Mengapa Italia membuat pilihan itu?
Mattarella telah memberikan jawabannya, yakni “bagi Italia, Amerika Serikat tidak hanya negara sekutu yang solid, juga merupakan negara yang memiliki prinsip demokrasi yang sejalan, menikmati kebebasan yang sama, melindungi HAM, menghormati kaum minoritas, menjalankan pemerintahan berdasarkan hukum.
Makna terselubung di balik kata-kata itu adalah Tiongkok di bawah kekuasaan Komunis Tiongkok tidak memiliki kebebasan.Tidak ada HAM, tidak menghormati kaum minoritas, tidak memerintah negara berdasarkan hukum. Italia tidak sudi bersanding dengan rezim seperti itu.
Pilihan Italia yang tepat itu, tak pelak akan kembali menghambat proyek “OBOR” yang diterapkan Komunis Tiongkok di Eropa, menunjukkan satu lagi negara Eropa memiliki pemahaman yang jelas terhadap kebijakan Komunis Tiongkok di Eropa.
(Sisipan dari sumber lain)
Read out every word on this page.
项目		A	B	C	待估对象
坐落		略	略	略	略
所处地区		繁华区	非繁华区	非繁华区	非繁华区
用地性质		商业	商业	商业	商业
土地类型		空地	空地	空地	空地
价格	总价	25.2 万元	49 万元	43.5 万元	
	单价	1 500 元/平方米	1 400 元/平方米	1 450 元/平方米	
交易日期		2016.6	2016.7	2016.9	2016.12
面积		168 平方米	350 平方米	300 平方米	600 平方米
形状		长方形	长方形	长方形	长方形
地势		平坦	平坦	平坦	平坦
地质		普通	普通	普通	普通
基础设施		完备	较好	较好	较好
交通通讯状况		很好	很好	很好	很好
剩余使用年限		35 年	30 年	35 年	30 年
Pengaruhnya serta kebijakan pecahbelahnya dengan trik “diplomatik order”.
Hal yang membentuk perbedaan dengan pilihan Italia adalah, pada 14 Oktober 2019 lalu, media massa Jerman mengungkap di bawah pengaruh Kantor Perdana Menteri Merkel, pemerintah Jerman telah memutuskan untuk tidak menolak pembangunan jaringan internet 5G Huawei. Akan tetapi berupaya mengendalikan ancaman risiko yang timbul akibat Huawei dengan undang-undang dan teknologi. Begitu berita tersebut terungkap, sontak memicu protes dari berbagai kalangan.
Juru bicara kebijakan diplomatik yakni Nils Schmid dari Partai Sosial Demokrat (SPD) yang merupakan salah satu partai berkuasa Jerman menyatakan, “Mengijinkan Huawei ikut ambil bagian dalam jaringan 5G di Jerman adalah kesalahan yang parah. Bagi Eropa, sangat penting untuk bisa meningkatkan kemampuan diri di bidang yang strategis adalah teramat penting.”
Hal senada diungkapkan oleh mantan Ketua Komisi Hubungan Diplomatik dari Parlemen Eropa yakni Elmar Brok. Dia berpendapat bahwa membuka diri bagi Huawei adalah suatu kesalahan teramat besar. Itu akan menimbulkan ketergantungan yang baru lagi terhadap Komunis Tiongkok, dan kehilangan kesempatan, untuk menciptakan sendiri cara penyelesaian ala Eropa dalam bidang ini.
Peristiwa itu tengah berproses, apa pilihan terakhir pemerintah Jerman akan sangat menentukan. Mungkin pilihan Italia yang kondisi ekonominya jauh lebih sulit daripada Jerman dan pernyataan dari Presiden Italia Mattarella, dapat membuat pemerintah Jerman mempertimbangkan ulang keputusannya. Perlu diketahui, bekerjasama dengan suatu rezim otoriter, akan dibayar dengan harga yang mahal.
SUD/whs
FOTO : Pada 16 Oktober, Presiden Trump menemui Presiden Italia Sergio Mattarella (kiri) di Gedung Putih. (Yi Ping/The Epoch Times)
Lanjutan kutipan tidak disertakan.